Despite its relatively small share of the consumer market, the BNS remains the bank that seems interested in making full use of its assets and deposits. Sixty-six percent of the assets and 77 percent of the deposits of the BNS were in the form of loans at the end of September 2010. This was twice as much as each of the other banks, foreign and local, with the exception of Citizens Bank that held about 45 percent of its assets and 56 percent of its deposits in loans. That pattern has changed slightly in the last two years. Not only have the locally-owned banks improved their loan-to-assets and loan-to-deposits ratios, Citizens Bank has virtually caught up with BNS in this regard. It now carries a 68 percent loan-to-deposits ratio and a 57 percent loan-to-assets ratio.
There is no doubt that the banks should be concerned about the structure of their portfolio and how it is managed since the financial performance of these banks changed noticeably from 2010 to 2012. Two banks, one local and one foreign, were above the industry average with respect to their return on assets. Even though the industry average declined from 75 cents on every dollar of asset in 2010 to 56 cents in 2012, an increasing number of banks outperformed the average.
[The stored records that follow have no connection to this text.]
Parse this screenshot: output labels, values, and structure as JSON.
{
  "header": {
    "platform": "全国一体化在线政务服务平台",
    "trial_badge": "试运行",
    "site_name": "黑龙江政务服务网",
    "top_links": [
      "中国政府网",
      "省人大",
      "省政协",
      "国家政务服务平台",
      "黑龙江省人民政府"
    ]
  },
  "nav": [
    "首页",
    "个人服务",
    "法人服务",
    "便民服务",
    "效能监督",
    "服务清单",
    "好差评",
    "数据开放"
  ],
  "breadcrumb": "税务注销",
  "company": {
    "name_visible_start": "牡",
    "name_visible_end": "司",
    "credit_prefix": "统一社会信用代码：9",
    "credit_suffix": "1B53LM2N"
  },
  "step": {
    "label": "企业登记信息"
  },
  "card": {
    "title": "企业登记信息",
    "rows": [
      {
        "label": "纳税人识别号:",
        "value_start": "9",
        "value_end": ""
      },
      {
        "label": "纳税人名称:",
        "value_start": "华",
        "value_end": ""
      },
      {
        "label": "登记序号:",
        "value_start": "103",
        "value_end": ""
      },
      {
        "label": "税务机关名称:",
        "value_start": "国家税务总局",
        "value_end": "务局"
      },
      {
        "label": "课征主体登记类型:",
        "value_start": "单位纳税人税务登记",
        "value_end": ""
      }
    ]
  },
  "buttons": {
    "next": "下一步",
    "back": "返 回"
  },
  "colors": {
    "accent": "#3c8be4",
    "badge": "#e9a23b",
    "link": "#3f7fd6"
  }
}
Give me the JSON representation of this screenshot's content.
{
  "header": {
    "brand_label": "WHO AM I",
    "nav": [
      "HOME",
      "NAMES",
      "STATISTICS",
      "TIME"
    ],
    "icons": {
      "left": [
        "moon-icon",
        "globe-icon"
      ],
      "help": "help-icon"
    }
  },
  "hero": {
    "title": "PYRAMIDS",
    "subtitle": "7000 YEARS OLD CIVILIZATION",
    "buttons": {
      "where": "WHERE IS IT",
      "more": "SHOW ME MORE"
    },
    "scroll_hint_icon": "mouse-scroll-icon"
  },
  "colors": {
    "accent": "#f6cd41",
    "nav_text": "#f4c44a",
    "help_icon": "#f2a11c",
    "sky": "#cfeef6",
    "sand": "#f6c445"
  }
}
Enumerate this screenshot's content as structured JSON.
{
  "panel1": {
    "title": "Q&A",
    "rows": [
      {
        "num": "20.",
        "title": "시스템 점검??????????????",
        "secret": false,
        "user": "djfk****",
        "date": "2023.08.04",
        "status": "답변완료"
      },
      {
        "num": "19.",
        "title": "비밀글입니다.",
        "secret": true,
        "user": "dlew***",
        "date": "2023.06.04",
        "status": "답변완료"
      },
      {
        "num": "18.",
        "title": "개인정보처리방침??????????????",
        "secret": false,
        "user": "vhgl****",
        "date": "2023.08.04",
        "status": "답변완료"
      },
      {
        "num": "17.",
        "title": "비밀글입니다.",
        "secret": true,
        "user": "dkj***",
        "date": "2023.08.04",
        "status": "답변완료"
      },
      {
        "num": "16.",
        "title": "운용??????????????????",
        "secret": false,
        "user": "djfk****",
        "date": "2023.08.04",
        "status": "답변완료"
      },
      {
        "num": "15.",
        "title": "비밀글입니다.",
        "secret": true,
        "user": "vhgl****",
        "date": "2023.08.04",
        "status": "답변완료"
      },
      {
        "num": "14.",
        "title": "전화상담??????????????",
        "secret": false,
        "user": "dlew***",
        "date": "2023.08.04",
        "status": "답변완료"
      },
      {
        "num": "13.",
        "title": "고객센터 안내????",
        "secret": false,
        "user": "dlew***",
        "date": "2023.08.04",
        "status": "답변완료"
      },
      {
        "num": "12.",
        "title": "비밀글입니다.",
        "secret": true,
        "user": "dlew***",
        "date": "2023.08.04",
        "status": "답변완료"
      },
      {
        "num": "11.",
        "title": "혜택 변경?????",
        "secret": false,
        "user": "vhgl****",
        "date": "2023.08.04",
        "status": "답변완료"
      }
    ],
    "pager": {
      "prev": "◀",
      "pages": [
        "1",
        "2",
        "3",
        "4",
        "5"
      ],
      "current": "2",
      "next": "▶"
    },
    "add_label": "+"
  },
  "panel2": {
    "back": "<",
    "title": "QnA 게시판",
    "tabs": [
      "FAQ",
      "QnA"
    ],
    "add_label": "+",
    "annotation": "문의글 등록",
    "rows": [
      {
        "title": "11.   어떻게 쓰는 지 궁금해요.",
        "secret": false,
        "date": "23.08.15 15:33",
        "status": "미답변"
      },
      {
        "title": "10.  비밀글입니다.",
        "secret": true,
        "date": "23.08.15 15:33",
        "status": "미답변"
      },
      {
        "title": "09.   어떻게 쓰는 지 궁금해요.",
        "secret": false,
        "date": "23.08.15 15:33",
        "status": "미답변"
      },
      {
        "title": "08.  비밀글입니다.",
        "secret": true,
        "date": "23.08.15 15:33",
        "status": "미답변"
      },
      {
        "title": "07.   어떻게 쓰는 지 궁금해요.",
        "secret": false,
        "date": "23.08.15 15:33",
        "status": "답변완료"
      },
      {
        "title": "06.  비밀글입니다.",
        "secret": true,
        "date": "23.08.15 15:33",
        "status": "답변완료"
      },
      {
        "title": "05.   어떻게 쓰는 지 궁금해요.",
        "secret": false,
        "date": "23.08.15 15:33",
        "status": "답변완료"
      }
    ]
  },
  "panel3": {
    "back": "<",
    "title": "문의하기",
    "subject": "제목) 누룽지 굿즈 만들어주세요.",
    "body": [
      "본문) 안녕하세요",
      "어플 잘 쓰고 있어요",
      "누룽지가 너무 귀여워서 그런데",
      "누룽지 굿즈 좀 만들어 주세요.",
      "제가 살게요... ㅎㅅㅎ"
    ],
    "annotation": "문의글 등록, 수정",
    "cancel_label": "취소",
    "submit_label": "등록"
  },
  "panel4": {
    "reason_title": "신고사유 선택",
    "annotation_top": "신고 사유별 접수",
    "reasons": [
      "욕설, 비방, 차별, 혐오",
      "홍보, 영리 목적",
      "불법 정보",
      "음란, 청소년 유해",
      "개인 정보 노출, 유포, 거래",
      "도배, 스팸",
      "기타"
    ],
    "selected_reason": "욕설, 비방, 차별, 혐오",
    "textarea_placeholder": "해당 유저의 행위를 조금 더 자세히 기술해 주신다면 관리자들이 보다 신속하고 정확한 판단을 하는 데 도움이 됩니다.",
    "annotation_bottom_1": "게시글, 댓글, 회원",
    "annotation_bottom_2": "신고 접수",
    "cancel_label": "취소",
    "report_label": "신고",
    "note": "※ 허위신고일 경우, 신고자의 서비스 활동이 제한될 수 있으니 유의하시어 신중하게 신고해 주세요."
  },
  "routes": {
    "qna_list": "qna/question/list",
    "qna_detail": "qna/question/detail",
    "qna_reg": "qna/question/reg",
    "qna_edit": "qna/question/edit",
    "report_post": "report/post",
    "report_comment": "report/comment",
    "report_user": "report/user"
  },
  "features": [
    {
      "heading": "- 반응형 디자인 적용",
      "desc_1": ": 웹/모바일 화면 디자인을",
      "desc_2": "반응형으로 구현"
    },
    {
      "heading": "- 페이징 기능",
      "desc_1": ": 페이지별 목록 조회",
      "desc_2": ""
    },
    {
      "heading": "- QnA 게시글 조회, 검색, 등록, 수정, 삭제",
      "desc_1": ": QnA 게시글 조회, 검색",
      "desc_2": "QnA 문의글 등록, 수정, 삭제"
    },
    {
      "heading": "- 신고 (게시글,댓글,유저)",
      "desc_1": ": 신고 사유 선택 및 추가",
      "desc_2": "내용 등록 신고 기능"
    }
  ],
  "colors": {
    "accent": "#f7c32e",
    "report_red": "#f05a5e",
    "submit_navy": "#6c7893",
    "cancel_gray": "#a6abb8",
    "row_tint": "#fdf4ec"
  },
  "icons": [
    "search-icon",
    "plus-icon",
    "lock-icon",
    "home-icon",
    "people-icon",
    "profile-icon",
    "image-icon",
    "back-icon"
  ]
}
In 2011, three banks outperformed the average return on assets and in 2012 four of the six banks exceeded the industry average. However, only one of those banks was a foreign bank. Despite the smaller variability among the performance of the banks, one has to wonder about the way the assets of the banks below the industry average are performing.
A similar trend was observed with respect to return on equity. According to information from the national budget, the financial services industry grew by about 9 percent in 2010 and 10 percent in 2011. Yet, the important performance ratios of the commercial banks have displayed unfavourable tendencies.
In 2010, four of the six banks found their return on equity below the industry average. Only the BNS and Demerara Bank had returns above the industry average. The situation improved in 2011 with only two banks, the BOB and Republic, falling below the industry average. In 2012, the performance of the banks, once again, has shown unfavourable movement. Not only has the industry average continued its decline, four of the six banks once again recorded returns that were below the industry average. In this instance, it was only GBTI and DBL that stayed above the industry measure. This behaviour of the profitability indicator raises questions as to how well firms are leveraging the deposits in their possession.
It is not clear what is causing the variable performance among banks. What is noticeable however is that the bank with the largest share of household loans in its portfolio has consistently performed below the industry average. The same thing can be said for the bank that has the highest share of business loans in its portfolio. These two banks most likely will have to keep a watchful eye on the composition and performance of their portfolios.
LUCAS STOCK INDEX
The Lucas Stock Index (LSI) declined by 1.79 percent in the second week of trading in the month of November 2012. The decline occurred despite no changes in the stock price of Guyana Bank for Trade and Industry (BTI) and that of Demerara Bank Limited (DBL) which rose one-third of one percent to regain the value that it had lost in the previous trading period. The negative impact was caused by the stocks of Banks DIH (DIH) and Demerara Distillers Limited (DDL) which declined 2.98 and 15.33 percent respectively. Despite the decline in value, the LSI remains more than 40 percentage points above the yield of the 364-day Treasury Bills.